Le Times a condamné « la prestation affreusement hésitante de
l’OTAN en Libye » – c’est-à-dire le refus ou
l’incapacité de la plupart des pays de l’OTAN de participer à la
guerre d’agression qui jouit du soutien enthousiaste des cercles
libéraux.
Le journal a ensuite posé la question, « Que faire s’ils avaient
à combattre un ennemi bien plus fort que la dictature disloquée du colonel
Mouammar el-Kadhafi ? » Etant donné que l’OTAN avait été formée
comme une alliance contre l’Union soviétique, un pays qui n’existe
plus, il n’est pas clair à quel « ennemi » le Times pense.

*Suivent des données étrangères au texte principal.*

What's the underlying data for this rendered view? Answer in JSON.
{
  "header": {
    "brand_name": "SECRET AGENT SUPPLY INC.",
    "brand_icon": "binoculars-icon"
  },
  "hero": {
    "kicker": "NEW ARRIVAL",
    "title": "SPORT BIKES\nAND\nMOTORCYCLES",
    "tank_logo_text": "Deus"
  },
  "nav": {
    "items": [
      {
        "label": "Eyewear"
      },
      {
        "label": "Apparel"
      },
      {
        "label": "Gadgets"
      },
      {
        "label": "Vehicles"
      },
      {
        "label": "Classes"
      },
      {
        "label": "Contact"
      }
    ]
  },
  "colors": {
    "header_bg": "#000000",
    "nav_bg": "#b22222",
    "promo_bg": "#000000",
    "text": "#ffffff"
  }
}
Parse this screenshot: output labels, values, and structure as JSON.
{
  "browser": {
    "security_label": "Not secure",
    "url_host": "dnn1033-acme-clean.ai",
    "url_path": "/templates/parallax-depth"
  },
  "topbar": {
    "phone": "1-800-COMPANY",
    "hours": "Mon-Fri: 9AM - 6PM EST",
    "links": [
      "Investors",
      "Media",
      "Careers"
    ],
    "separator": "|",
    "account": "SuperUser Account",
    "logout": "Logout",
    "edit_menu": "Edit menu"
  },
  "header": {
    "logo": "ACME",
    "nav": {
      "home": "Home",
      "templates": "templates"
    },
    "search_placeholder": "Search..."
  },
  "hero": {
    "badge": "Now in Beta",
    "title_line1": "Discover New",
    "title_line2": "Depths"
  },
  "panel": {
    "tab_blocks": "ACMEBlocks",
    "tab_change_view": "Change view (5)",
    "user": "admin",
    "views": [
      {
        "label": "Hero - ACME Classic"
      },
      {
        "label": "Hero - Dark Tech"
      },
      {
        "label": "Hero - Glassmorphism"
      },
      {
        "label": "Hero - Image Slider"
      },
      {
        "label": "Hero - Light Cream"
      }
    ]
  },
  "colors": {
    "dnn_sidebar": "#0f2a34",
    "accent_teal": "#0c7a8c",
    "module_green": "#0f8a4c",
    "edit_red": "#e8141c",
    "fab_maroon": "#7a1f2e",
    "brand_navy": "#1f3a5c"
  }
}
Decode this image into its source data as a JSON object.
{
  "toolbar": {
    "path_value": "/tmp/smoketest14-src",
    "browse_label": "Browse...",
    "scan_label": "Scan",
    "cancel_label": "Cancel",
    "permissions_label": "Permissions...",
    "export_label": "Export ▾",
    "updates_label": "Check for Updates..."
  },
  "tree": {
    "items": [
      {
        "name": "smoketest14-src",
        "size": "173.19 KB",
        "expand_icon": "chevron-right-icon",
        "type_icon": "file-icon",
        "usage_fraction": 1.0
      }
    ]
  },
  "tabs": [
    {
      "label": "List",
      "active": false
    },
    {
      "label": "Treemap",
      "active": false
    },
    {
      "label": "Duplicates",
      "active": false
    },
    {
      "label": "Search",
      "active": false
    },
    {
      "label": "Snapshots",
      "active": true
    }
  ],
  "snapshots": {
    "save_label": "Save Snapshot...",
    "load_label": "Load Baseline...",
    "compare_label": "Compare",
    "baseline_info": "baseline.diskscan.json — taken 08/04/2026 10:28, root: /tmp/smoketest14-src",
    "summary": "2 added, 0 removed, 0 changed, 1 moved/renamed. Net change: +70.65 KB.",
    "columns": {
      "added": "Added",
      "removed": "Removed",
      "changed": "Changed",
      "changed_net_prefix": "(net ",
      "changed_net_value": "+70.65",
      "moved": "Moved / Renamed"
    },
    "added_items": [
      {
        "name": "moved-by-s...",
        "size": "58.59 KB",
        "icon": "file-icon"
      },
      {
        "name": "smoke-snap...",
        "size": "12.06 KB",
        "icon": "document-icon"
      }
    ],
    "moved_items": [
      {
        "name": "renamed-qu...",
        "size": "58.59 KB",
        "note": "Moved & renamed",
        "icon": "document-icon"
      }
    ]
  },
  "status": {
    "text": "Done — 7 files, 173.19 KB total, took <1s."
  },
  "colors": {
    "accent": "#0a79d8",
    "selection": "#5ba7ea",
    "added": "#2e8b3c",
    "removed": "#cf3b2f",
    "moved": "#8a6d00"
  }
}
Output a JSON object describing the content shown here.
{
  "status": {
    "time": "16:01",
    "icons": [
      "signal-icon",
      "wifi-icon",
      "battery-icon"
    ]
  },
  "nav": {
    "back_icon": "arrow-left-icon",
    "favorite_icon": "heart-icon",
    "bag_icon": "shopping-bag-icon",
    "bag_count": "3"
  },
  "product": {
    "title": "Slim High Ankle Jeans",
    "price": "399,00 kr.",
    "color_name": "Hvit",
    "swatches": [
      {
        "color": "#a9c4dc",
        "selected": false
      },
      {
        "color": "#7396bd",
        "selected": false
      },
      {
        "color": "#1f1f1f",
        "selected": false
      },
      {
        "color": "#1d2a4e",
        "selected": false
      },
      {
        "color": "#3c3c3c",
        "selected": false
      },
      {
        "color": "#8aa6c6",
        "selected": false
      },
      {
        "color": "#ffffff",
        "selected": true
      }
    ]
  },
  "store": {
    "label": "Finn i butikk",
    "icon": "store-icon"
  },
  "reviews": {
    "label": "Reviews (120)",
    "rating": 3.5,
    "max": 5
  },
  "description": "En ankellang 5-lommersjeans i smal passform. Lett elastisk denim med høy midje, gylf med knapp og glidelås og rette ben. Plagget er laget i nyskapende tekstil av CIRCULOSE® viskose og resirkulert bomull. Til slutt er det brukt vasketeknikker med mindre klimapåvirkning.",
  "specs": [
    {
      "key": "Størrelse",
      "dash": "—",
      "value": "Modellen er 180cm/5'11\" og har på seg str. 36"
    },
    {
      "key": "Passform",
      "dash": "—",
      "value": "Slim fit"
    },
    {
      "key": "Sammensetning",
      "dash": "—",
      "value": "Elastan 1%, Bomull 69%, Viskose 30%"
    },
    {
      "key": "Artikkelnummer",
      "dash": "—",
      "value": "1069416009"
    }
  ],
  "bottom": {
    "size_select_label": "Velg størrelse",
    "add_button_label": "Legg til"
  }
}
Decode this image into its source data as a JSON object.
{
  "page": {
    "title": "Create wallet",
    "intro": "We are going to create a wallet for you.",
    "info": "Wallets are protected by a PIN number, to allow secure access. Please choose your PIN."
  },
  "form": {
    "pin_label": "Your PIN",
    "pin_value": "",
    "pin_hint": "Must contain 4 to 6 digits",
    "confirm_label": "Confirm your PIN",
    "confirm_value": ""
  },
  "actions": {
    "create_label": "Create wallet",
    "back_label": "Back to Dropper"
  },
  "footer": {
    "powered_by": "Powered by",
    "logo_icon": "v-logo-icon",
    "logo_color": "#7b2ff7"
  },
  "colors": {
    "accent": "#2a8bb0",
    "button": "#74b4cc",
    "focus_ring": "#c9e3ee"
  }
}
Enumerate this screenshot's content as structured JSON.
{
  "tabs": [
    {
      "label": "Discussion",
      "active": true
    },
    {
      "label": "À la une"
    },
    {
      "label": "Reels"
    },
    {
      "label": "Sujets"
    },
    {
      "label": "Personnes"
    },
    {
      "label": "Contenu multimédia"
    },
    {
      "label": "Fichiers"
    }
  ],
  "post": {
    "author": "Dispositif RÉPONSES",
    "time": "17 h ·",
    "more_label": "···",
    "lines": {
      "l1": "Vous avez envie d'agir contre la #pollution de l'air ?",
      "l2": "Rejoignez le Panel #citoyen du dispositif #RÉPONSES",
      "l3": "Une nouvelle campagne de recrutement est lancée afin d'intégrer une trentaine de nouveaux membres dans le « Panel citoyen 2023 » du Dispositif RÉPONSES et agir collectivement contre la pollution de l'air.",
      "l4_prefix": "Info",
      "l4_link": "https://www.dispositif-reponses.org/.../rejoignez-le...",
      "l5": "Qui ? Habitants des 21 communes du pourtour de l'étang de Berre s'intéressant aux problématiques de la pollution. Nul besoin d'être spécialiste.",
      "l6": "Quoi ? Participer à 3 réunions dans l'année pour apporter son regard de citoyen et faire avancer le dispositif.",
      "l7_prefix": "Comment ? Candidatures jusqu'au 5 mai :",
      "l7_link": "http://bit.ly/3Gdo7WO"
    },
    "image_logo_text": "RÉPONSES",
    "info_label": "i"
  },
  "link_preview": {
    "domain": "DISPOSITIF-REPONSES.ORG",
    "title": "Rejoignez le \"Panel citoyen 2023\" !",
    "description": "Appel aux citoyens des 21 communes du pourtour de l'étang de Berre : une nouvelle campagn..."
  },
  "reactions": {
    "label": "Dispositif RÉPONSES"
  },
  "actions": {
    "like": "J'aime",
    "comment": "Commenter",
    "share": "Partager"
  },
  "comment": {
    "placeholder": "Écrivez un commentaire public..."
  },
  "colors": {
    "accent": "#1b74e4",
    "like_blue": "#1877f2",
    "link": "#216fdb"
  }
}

Il existe de nombreux candidats, notamment l’Iran et la Syrie, mais aussi
la Russie et la Chine.
Le Wall Street Journal est allé plus loin dans son élaboration des
critiques de Gates en nommant « un Iran nucléaire et une Chine
montante » comme de potentiels adversaires d’une alliance de
l’OTAN lourdement militarisée. Ce journal a définit plus nettement les
implications en termes de politique sociale aux Etats-Unis et en Europe faisant
ce commentaire : « Quant aux Etats-Unis, le déclin de l’Europe en
matière de défense est un présage de ce qui arrive aux pays qui tentent de financer
des prestations sociales de la naissance jusqu’à la mort. Ils finissent
par découvrir qu’ils ne peuvent pas se permettre ou ne veulent plus payer
le prix de leur propre défense. »
Une argumentation similaire a été avancée dans les pages du Times qui
a cité Andrew Exum du Center for a New American Security, un groupe de
réflexion de Washington, disant « Les Européens jouissent de généreux programmes
de protection sociale en partie parce que les Etats-Unis subventionnent leurs
budgets de la défense. »
Il y a huit ans, lorsque les Etats-Unis avaient envahi l’Irak, le prédécesseur
de Gates au Pentagone, Donald Rumsfeld, avait ridiculisé l’opposition à
la guerre de la France et de l’Allemagne tout en saluant le soutien, aux
côtés de la Grande-Bretagne, des pays plus petits de l’Europe de
l’Est. Vendredi, l’actuel patron du Pentagone, plutôt que
d’opposer « la vieille Europe » à « la nouvelle
Europe » a essentiellement dénoncé la plupart des pays d’Europe
comme des lâches et des parasites.
Le discours de Gates et son approbation par l’ensemble de la politique
officielle américaine, éclaire d’un nouveau jour la décision de lancer
une guerre d’agression contre la Libye, la Grande-Bretagne et la France étant
poussés dans le rôle de co-dirigeants. Cette guerre est considérée comme un
nouveau modèle avec une plus forte implication et un engagement plus important
de ressources européennes. Il y a un effort pour imposer aux les pays européens
des dépenses militaires beaucoup plus élevées et décharger sur eux une partie
des coûts militaires.
Derrière la rhétorique de plus en plus usée et discréditée d’une
guerre menée pour la défense « des droits humains » et la
« démocratie », la réalité identifiée il y a un siècle par Lénine et
Trotsky se réaffirme. L’impérialisme comme système mondial signifie la
domination de l’humanité par une poignée de pays oppresseurs
s’efforçant chacun d’avoir le dessus sur ses rivaux par le biais
d’actions économiques, diplomatiques, politiques et finalement
militaires.
La logique du militarisme impérialiste conduit à ce qu’éclatent de
nouvelles guerres encore plus terribles, culminant dans une conflagration
mondiale qui détruirait la civilisation humaine. La seule alternative est la
mobilisation de la classe ouvrière internationale au-delà des frontières
nationales et sur la base d’un programme de la révolution socialiste
mondiale.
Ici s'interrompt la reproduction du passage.